St. Davids boxer Mckenzie Wright arrived home from the Pan American Games on the weekend with a bronze medal and a promise to herself that she will do everything possible to land a spot on Canada’s 2024 Olympic team.
When she left for South America more than five weeks ago, her goal was to finish in the top two at the Pan Am Games in Santiago, Chile, and automatically guarantee herself a spot in the Paris Olympics next summer.
She fell just short of her quest, losing in the semifinal to a U.S. fighter, but making her mark for Canada in just her second appearance on the international stage.
“I was so close at these Games that I have to keep going. I’ve evolved so much in such a short time,” she told The Lake Report. “I believe I can qualify.”
“Right now, the goal is Paris. I have no other sights right now, it’s only Paris.”
Wright, 33, who graduated in nursing from Niagara College last spring, feels ready to compete at the top international level.
“I have the boxing skills, now I just have some fine-tune adjustments to make,” she said.
“The only way for me to keep improving is to keep competing at the highest level in the most challenging fights.”
“If I can keep gaining this international experience I will continue to thrive.”
She noted her 50-kilogram division had the largest pool of athletes, so to come away with bronze was a major accomplishment.
“In this game, anything can happen. I feel like I was a bit of a dark horse and may not have been expected to make it too far” because of her limited international exposure.
And to come home with a medal “was a great milestone for me.”
There are still two more international tournaments at which she could qualify for Paris, starting with one in Italy in March. The top four fighters there will earn Olympic berths.
But before that happens, she must retain her spot on the Canadian team.
“It’s pretty cut-throat. Even though I won my spot on the national team only in June and with my great showing at the Games, I already have to defend the title in five weeks.”
That tournament is in December in Montreal.
“These are ‘Olympic team qualifiers,’ meaning they are used to choose our Olympic team,” she said.
The Canadian championships aren’t until next year, but they wouldn’t be Olympic qualifiers, she said.
So, she’s looking forward to Montreal.
“I feel like I have evolved so much in the last five weeks that I’m excited to bring this elevated version of myself to the ring.”
“It gives me good, competitive ring time, which only keeps preparing me for the world qualifiers.”
She still has her nursing “board exam” to write but expects to put that career on hold while she pursues her Olympic dream.
So, for now, her life will focus on training and preparation.
Prior to the Pan Ams, Canada’s boxers spent three weeks working out at altitude in Bogota, Colombia.

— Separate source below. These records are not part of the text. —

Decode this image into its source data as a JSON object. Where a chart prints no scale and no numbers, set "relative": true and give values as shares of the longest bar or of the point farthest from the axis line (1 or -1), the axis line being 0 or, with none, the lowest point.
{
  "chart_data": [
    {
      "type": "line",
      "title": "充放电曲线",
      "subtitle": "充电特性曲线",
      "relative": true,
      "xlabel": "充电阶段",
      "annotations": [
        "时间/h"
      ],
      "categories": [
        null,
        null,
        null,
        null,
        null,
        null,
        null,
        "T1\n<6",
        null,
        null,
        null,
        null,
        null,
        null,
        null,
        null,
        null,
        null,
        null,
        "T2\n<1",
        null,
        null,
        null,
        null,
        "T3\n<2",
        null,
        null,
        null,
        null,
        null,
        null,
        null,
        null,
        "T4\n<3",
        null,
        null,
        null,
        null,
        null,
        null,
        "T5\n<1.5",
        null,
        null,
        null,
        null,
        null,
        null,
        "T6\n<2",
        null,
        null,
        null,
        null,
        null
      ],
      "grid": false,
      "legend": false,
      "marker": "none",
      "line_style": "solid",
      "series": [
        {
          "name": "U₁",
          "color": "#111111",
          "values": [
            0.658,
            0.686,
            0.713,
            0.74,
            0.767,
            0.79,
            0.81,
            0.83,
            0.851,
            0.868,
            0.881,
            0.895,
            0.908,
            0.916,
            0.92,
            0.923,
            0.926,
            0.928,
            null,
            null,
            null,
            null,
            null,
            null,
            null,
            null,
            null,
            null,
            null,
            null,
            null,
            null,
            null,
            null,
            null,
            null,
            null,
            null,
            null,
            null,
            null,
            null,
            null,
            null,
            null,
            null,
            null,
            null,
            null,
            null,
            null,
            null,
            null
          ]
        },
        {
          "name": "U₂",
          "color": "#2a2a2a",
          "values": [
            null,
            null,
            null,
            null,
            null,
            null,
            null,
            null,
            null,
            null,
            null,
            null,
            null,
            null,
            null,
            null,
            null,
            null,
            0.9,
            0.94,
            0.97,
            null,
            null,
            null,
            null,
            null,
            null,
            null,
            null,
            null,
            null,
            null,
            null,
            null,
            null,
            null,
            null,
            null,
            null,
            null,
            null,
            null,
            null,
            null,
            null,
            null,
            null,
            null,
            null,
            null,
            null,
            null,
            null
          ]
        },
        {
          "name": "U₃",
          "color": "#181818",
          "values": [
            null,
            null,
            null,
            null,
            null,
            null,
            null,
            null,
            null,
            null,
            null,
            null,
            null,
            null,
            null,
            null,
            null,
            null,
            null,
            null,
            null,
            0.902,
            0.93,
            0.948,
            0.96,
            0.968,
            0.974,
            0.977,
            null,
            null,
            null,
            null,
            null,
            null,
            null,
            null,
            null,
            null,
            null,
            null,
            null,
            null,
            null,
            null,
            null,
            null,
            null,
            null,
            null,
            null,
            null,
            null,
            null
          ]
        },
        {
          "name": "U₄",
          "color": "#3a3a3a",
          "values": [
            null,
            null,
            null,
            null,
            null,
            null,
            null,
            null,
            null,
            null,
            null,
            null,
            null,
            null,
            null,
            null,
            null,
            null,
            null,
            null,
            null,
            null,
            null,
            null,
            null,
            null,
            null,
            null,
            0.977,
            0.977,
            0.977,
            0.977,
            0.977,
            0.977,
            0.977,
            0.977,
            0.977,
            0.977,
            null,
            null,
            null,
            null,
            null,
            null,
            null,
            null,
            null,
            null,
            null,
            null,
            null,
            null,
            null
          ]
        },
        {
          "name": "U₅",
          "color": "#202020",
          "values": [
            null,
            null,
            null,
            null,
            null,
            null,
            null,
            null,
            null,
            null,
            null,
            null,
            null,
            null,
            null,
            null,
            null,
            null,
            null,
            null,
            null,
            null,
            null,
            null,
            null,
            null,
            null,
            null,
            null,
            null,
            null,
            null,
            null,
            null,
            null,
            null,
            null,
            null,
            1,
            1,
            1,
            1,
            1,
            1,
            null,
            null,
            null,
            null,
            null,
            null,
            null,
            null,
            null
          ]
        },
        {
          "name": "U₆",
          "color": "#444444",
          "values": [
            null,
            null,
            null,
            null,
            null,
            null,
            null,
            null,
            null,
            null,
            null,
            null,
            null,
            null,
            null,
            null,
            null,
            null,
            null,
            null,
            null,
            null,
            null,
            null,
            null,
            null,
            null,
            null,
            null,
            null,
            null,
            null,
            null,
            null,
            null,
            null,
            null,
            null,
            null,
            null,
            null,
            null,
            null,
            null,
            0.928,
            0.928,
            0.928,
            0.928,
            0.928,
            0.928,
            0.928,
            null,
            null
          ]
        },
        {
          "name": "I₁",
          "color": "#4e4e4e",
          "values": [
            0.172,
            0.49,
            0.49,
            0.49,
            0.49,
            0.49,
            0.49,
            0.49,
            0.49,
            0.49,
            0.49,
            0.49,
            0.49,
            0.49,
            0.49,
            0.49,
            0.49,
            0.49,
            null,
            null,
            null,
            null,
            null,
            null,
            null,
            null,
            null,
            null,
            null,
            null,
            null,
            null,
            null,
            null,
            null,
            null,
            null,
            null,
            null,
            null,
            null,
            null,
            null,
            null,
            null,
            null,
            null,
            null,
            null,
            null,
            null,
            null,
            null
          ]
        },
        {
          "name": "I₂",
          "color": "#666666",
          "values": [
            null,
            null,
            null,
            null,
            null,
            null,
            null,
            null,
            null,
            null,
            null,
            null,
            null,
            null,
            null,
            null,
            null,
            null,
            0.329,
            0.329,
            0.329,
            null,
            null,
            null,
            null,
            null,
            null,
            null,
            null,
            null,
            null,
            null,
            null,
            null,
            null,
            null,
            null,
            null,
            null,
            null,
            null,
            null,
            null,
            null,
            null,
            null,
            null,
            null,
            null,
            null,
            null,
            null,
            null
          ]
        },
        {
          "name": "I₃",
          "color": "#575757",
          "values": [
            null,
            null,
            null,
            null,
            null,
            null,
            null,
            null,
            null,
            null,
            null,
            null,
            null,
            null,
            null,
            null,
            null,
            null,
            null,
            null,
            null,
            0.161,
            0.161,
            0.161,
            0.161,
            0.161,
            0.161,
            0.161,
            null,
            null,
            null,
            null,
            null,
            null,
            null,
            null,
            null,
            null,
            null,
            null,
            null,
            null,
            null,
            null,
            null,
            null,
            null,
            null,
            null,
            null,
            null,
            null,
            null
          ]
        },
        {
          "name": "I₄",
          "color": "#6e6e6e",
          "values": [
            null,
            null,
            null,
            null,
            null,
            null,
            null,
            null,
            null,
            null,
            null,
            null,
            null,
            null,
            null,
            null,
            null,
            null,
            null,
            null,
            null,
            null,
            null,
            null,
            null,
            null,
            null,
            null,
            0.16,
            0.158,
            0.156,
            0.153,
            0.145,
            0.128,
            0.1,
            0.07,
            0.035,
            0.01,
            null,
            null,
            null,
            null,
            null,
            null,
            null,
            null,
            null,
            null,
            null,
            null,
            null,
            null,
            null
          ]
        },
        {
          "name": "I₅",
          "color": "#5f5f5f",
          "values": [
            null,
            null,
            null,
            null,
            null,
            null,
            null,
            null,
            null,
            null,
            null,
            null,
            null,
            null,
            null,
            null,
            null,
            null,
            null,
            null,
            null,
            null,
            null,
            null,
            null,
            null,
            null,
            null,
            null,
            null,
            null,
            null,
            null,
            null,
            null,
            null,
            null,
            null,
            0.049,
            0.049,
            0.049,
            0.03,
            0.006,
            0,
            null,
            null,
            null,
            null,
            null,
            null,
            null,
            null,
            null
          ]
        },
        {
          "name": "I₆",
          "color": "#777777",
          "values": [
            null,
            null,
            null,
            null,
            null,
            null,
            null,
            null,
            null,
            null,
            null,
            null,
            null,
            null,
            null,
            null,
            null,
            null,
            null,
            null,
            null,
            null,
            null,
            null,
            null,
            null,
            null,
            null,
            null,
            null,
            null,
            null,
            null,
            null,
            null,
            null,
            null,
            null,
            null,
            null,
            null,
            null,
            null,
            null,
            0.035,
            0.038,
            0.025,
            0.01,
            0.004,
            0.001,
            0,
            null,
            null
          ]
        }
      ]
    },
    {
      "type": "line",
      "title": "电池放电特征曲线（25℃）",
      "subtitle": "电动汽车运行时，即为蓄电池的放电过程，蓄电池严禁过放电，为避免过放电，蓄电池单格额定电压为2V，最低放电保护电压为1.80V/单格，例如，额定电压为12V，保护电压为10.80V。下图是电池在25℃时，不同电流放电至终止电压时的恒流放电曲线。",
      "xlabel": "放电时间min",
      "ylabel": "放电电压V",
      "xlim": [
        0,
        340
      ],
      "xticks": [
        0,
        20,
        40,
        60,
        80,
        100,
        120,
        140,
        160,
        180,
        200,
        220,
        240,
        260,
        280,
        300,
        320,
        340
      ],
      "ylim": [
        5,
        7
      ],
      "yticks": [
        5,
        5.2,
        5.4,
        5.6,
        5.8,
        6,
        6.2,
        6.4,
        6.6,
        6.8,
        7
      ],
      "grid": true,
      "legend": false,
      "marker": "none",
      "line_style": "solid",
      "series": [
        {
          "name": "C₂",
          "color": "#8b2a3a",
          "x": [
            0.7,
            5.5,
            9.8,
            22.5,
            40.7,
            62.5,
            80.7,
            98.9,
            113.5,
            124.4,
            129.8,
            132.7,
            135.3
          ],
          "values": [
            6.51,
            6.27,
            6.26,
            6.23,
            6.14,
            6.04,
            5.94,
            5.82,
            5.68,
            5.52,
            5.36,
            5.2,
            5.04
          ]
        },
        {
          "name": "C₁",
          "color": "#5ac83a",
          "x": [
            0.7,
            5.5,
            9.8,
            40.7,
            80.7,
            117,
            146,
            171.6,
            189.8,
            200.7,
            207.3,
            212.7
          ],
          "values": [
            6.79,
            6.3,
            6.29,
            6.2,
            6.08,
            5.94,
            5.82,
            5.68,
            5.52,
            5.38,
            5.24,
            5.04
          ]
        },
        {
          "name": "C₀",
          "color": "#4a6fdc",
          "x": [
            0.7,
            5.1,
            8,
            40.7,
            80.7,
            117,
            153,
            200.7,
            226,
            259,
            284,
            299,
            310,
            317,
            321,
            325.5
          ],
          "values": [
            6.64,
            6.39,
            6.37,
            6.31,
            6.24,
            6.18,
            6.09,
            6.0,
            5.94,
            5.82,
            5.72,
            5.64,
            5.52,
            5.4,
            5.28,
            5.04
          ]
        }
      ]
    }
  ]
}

“Training with what felt like no oxygen at high intensity was tough but what I found even more challenging was the mental game,” she said.
Every other day there were sparring matches “that felt like full-out fights” against world medallists and past Olympians.
“It was a huge learning curve and there are times where you feel pretty discouraged, but pushing past those moments and taking the lessons was the most valuable experience I could ask for. I learned so much.”
All those challenges were worth it to have the chance to fight for Canada at the Pan Ams, she said.
And when she got to Santiago, she made sure to absorb and enjoy the experience of representing her country.
Among her cherished memories: Waiting in the tunnel preparing to enter the arena.
“I’ve had close to 100 ring-walks. It’s always a little nerve-wracking but nothing could have prepared me for this one,” she said.
“I’m standing there with my coaches and the usher to walk me to the ring reciting my affirmations, trying to stay focused.”
“Then, the stadium starts roaring for the fighters to come out, the lights are going, there’s smoke, the announcer is speaking in Spanish, music is blasting.”
The excitement helped calm her nerves so she could enjoy the moment.
“I’m giving my team high-fives all around because I’m ready. As soon as I hear my name and walk out to the crowd I couldn’t help but crack the biggest smile,” she recalled.
“It was the most excited and most alive I’ve ever felt in my whole life.”
Her parents Judy and Dow Wright travelled to Chile for the Games.
Wright said she felt lucky to have them on hand to share the experience.
“They understood that I could be out in the first round so I was really happy to have gotten three fights for them to come to, instead of one and done,” she said.
“They really got into cheering for the whole team.”
Wright also heard from a lot of people back home who followed her progress.
“The support from back home is huge. I was away for almost six weeks so to hear from home just makes me feel like people care and it’s exciting that they’re on this journey with me,” she said.
“I’m representing Canada, but I also feel I’m representing Niagara, so for everyone to send their messages was really encouraging.”
“All of Niagara and NOTL believed in me and fundraised for this opportunity so I’m really proud that I could have a medal to show for it.”
As a woman competing in a tough sport, she has some advice for other female athletes, whether in boxing or other pursuits.
“Take advantage of every opportunity. Women’s sports have come so far in the last 10 years, especially in boxing. So there are a ton of opportunities I never had that are helping girls to develop themselves,” she said.
“Sparring camps, inter-club sparring, every tournament – be as busy as possible and it’ll help you make connections in the sport and also make friends.”